Red Meat Intake in Early Adulthood Allegedly Linked to Breast Cancer Risk
A recent study has allegedly linked higher red meat intake in early adulthood to an increased breast cancer risk, raising questions about how dietary habits adopted before midlife can affect health outcomes. Maryam Farvid, et al., “Dietary protein sources in early adulthood and breast cancer incidence: prospective cohort study,” BMJ, June 2014. In addition to analyzing food questionnaire data from 88,803 premenopausal women ages 26-25 who were enrolled in the Nurses’ Health Study II, researchers with the Harvard School of Public Health documented 2,830 cases of breast cancer during 20 years of follow-up. Based on this data, they concluded that not only were higher intakes of total red meat associated with an increased risk of breast cancer overall, but that “higher intakes of poultry, fish, eggs, legumes, and nuts were not related to breast cancer overall.“
“So far, studies have suggested no significant association between red meat intake and breast cancer,” explains a concurrent BMJ press release. “However, most have been based on diet during midlife and later, and many lines of evidence suggest that some exposures, potentially including dietary factors, may have greater effects on the development of breast cancer during early adulthood.”

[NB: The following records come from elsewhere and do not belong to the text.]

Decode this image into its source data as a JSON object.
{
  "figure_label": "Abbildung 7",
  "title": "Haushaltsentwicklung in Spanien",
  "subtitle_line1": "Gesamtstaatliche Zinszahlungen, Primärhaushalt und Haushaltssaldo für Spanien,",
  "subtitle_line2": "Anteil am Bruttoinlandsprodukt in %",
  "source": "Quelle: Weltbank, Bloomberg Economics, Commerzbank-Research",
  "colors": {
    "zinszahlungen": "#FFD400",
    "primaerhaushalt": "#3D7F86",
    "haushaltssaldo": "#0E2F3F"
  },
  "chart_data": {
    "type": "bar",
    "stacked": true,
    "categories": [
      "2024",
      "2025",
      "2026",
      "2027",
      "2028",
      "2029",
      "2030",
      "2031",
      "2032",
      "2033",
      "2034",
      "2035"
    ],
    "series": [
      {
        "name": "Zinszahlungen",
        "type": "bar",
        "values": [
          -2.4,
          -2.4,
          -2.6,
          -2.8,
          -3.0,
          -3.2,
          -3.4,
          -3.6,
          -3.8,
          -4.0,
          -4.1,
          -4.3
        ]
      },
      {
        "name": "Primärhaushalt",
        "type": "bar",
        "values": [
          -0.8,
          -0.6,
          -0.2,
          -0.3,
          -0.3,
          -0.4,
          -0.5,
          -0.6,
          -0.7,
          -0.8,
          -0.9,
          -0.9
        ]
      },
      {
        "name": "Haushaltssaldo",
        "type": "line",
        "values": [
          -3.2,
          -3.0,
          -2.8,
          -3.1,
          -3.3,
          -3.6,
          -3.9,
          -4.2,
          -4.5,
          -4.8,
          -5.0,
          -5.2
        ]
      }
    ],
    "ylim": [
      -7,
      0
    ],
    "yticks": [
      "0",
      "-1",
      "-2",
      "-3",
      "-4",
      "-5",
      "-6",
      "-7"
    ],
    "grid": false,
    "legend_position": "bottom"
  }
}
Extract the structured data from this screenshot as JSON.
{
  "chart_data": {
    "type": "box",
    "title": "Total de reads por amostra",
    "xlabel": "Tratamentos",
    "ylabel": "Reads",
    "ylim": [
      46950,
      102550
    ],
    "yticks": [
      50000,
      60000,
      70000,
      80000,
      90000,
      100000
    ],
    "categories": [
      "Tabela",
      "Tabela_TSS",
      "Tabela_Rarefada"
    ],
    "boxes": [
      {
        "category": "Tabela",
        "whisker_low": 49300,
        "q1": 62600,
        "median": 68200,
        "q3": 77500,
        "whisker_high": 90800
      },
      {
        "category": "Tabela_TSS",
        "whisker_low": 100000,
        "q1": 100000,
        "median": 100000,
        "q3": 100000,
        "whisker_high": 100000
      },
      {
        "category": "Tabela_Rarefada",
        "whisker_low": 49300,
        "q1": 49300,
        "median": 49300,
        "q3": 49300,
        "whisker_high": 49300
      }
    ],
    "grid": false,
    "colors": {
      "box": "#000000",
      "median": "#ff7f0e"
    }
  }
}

To this end, the study’s authors reported that the “each serving per day increase in red meat was associated with a 13% increase in risk of breast cancer,” noting that although “this is relatively small risk” when applied to breast cancer, “the absolute number of excess cases attributable to red meat intake would be substantial, and thus a public health concern.” As a result, the authors suggested that replacing red meat with legumes and poultry during early adulthood per American Cancer Society dietary guidelines could reduce breast cancer risk later in life.